The challenge is then how to manage clusters at this scale, how to secure and interconnect them, and put in place the requisite controls and visibility. Developers want the freedom of the Kubernetes API and all it enables, but protections are required in enterprise, especially in regulated environments. Importantly, these protections need to be in place without slowing developers down.
As the richness and the complexity of the applications coming to Kubernetes also increases, so do the requirements for these platforms. Developers now need the ability to use stateful services as rapidly as they can deploy to Kubernetes, so we’re seeing databases, messages queues, stream processing and more come to Kubernetes in a native way. Customers are asking how to do this and what to use, and how it should be managed securely at scale for many tenants across the business.
What is needed to take Kubernetes-driven cloud-native environments to the next level?
Pretty much out-of-the-box, Kubernetes gives us plenty of capability – scheduling of containers to large numbers of VMs, monitoring and health checks of those workloads, rolling upgrades, load balancing – the list goes on. To get it to that next level, it’s the tooling that’s built on the foundations of Kubernetes that helps drive even further automation. With much less in the way of infrastructure toil, focus can be centred on software development for developers and building compelling products.
There’s now lots of tooling available across the ecosystem, most of it in the CNCF, for further platform capability enhancement. For instance, GitOps for automated application delivery, service mesh such as Istio and Linkerd, for traffic management, security and observability.
In cert-manager, we build on Kubernetes/OpenShift, making it seamless for developers to safely use and consume certificates to secure endpoints, whilst giving platform and security teams the control and visibility they require.
What are your Kubernetes predictions for 2020?
As businesses continue to realise the benefits of cloud native, we’ll see much more adoption across the organisation; clusters will proliferate across clouds, but also into on-premises and bare metal environments, as well as edge locations, such as in retail and telco. Kubernetes will be pervasive, establishing itself the de-facto API for application deployment for many enterprises in 2020.

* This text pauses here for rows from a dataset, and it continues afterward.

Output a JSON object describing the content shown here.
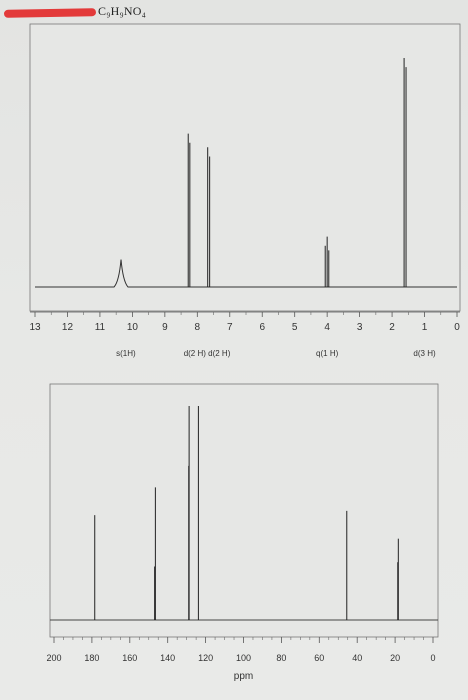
{
  "header": {
    "formula": "C₉H₉NO₄"
  },
  "chart_data": [
    {
      "type": "line",
      "xlim": [
        13,
        0
      ],
      "ticks": [
        "13",
        "12",
        "11",
        "10",
        "9",
        "8",
        "7",
        "6",
        "5",
        "4",
        "3",
        "2",
        "1",
        "0"
      ],
      "peaks": [
        {
          "ppm": 10.35,
          "height": 0.12
        },
        {
          "ppm": 8.28,
          "height": 0.67
        },
        {
          "ppm": 8.23,
          "height": 0.63
        },
        {
          "ppm": 7.68,
          "height": 0.61
        },
        {
          "ppm": 7.62,
          "height": 0.57
        },
        {
          "ppm": 4.06,
          "height": 0.18
        },
        {
          "ppm": 4.0,
          "height": 0.22
        },
        {
          "ppm": 3.95,
          "height": 0.16
        },
        {
          "ppm": 1.63,
          "height": 1.0
        },
        {
          "ppm": 1.57,
          "height": 0.96
        }
      ],
      "annotations": [
        {
          "text": "s(1H)",
          "ppm": 10.2
        },
        {
          "text": "d(2 H) d(2 H)",
          "ppm": 7.7
        },
        {
          "text": "q(1 H)",
          "ppm": 4.0
        },
        {
          "text": "d(3 H)",
          "ppm": 1.0
        }
      ]
    },
    {
      "type": "bar",
      "xlim": [
        200,
        0
      ],
      "xlabel": "ppm",
      "ticks": [
        "200",
        "180",
        "160",
        "140",
        "120",
        "100",
        "80",
        "60",
        "40",
        "20",
        "0"
      ],
      "peaks": [
        {
          "ppm": 178.5,
          "height": 0.49
        },
        {
          "ppm": 146.5,
          "height": 0.62
        },
        {
          "ppm": 146.9,
          "height": 0.25
        },
        {
          "ppm": 128.7,
          "height": 1.0
        },
        {
          "ppm": 128.9,
          "height": 0.72
        },
        {
          "ppm": 123.8,
          "height": 1.0
        },
        {
          "ppm": 45.5,
          "height": 0.51
        },
        {
          "ppm": 18.3,
          "height": 0.38
        },
        {
          "ppm": 18.6,
          "height": 0.27
        }
      ]
    }
  ]
}
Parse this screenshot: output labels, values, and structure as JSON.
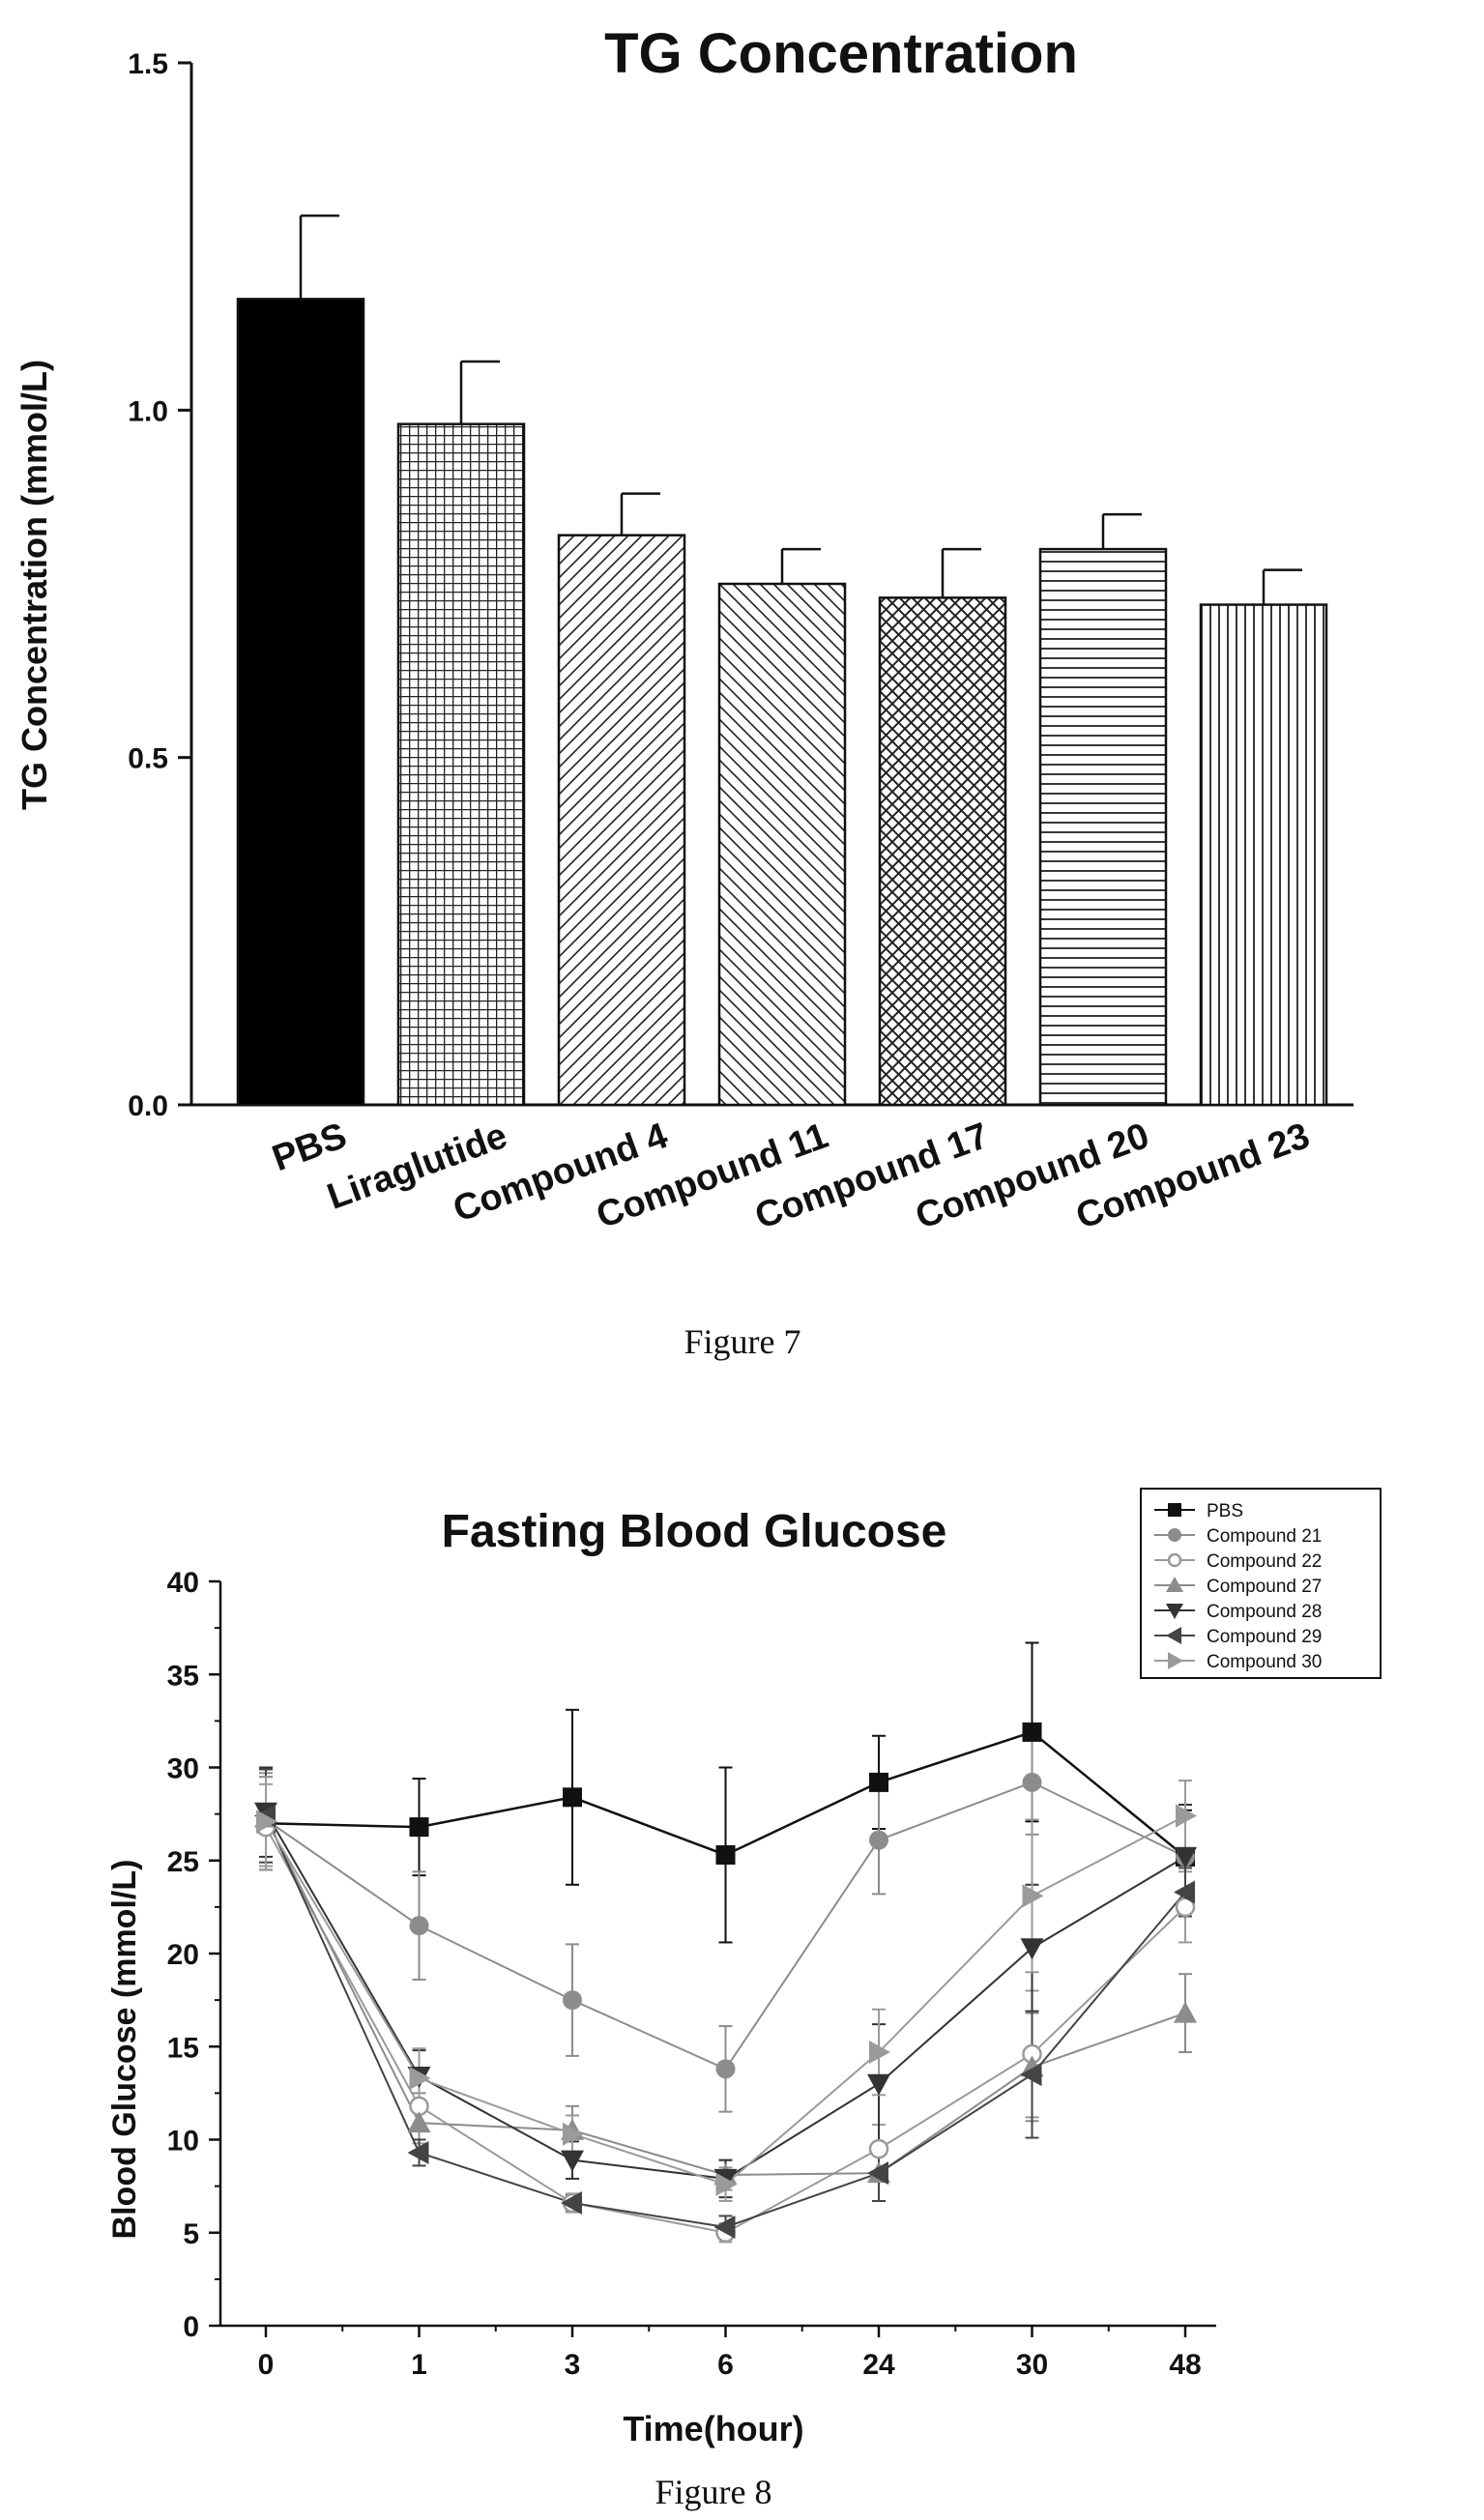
{
  "chart_data": [
    {
      "type": "bar",
      "title": "TG Concentration",
      "ylabel": "TG Concentration (mmol/L)",
      "xlabel": "",
      "ylim": [
        0,
        1.5
      ],
      "yticks": [
        "0.0",
        "0.5",
        "1.0",
        "1.5"
      ],
      "categories": [
        "PBS",
        "Liraglutide",
        "Compound 4",
        "Compound 11",
        "Compound 17",
        "Compound 20",
        "Compound  23"
      ],
      "values": [
        1.16,
        0.98,
        0.82,
        0.75,
        0.73,
        0.8,
        0.72
      ],
      "error": [
        0.12,
        0.09,
        0.06,
        0.05,
        0.07,
        0.05,
        0.05
      ],
      "patterns": [
        "solid",
        "grid",
        "diag-fine",
        "back-diag",
        "crosshatch",
        "horizontal",
        "vertical"
      ],
      "caption": "Figure 7",
      "grid": false
    },
    {
      "type": "line",
      "title": "Fasting Blood Glucose",
      "xlabel": "Time(hour)",
      "ylabel": "Blood Glucose (mmol/L)",
      "ylim": [
        0,
        40
      ],
      "yticks": [
        "0",
        "5",
        "10",
        "15",
        "20",
        "25",
        "30",
        "35",
        "40"
      ],
      "categories": [
        "0",
        "1",
        "3",
        "6",
        "24",
        "30",
        "48"
      ],
      "legend_position": "top-right",
      "grid": false,
      "series": [
        {
          "name": "PBS",
          "color": "#111111",
          "marker": "square",
          "values": [
            27.0,
            26.8,
            28.4,
            25.3,
            29.2,
            31.9,
            25.2
          ],
          "error": [
            2.5,
            2.6,
            4.7,
            4.7,
            2.5,
            4.8,
            2.5
          ]
        },
        {
          "name": "Compound 21",
          "color": "#8c8c8c",
          "marker": "circle",
          "values": [
            27.2,
            21.5,
            17.5,
            13.8,
            26.1,
            29.2,
            25.2
          ],
          "error": [
            2.5,
            2.9,
            3.0,
            2.3,
            2.9,
            2.8,
            2.3
          ]
        },
        {
          "name": "Compound 22",
          "color": "#9a9a9a",
          "marker": "circle-open",
          "values": [
            26.8,
            11.8,
            6.6,
            5.0,
            9.5,
            14.6,
            22.5
          ],
          "error": [
            2.3,
            2.0,
            0.5,
            0.5,
            1.3,
            3.4,
            1.9
          ]
        },
        {
          "name": "Compound 27",
          "color": "#8c8c8c",
          "marker": "triangle-up",
          "values": [
            27.3,
            10.9,
            10.5,
            8.1,
            8.2,
            13.9,
            16.8
          ],
          "error": [
            2.6,
            1.6,
            1.3,
            0.8,
            1.5,
            2.9,
            2.1
          ]
        },
        {
          "name": "Compound 28",
          "color": "#333333",
          "marker": "triangle-down",
          "values": [
            27.6,
            13.4,
            8.9,
            7.9,
            13.0,
            20.3,
            25.2
          ],
          "error": [
            2.4,
            1.4,
            1.0,
            1.0,
            3.2,
            3.4,
            2.8
          ]
        },
        {
          "name": "Compound 29",
          "color": "#444444",
          "marker": "triangle-left",
          "values": [
            27.4,
            9.3,
            6.6,
            5.3,
            8.2,
            13.5,
            23.3
          ],
          "error": [
            2.5,
            0.7,
            0.4,
            0.6,
            1.5,
            3.4,
            1.3
          ]
        },
        {
          "name": "Compound 30",
          "color": "#9a9a9a",
          "marker": "triangle-right",
          "values": [
            27.1,
            13.3,
            10.3,
            7.6,
            14.7,
            23.1,
            27.4
          ],
          "error": [
            2.4,
            1.6,
            1.0,
            0.9,
            2.3,
            4.1,
            1.9
          ]
        }
      ],
      "caption": "Figure 8"
    }
  ]
}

I think we’ll continue to see more flavours of workload come to Kubernetes, including stateful systems, AI/ML for data science, as well as HPC. Interest will also keep picking up with serverless; event-based, scale-to-zero compute is often a good fit for many modern cloud native workloads. The likes of Knative bring the best of these serverless patterns to Kubernetes, but also means that platform developers can tap into the powerful Kubernetes API and all its primitives if they wish to build something outside these abstractions.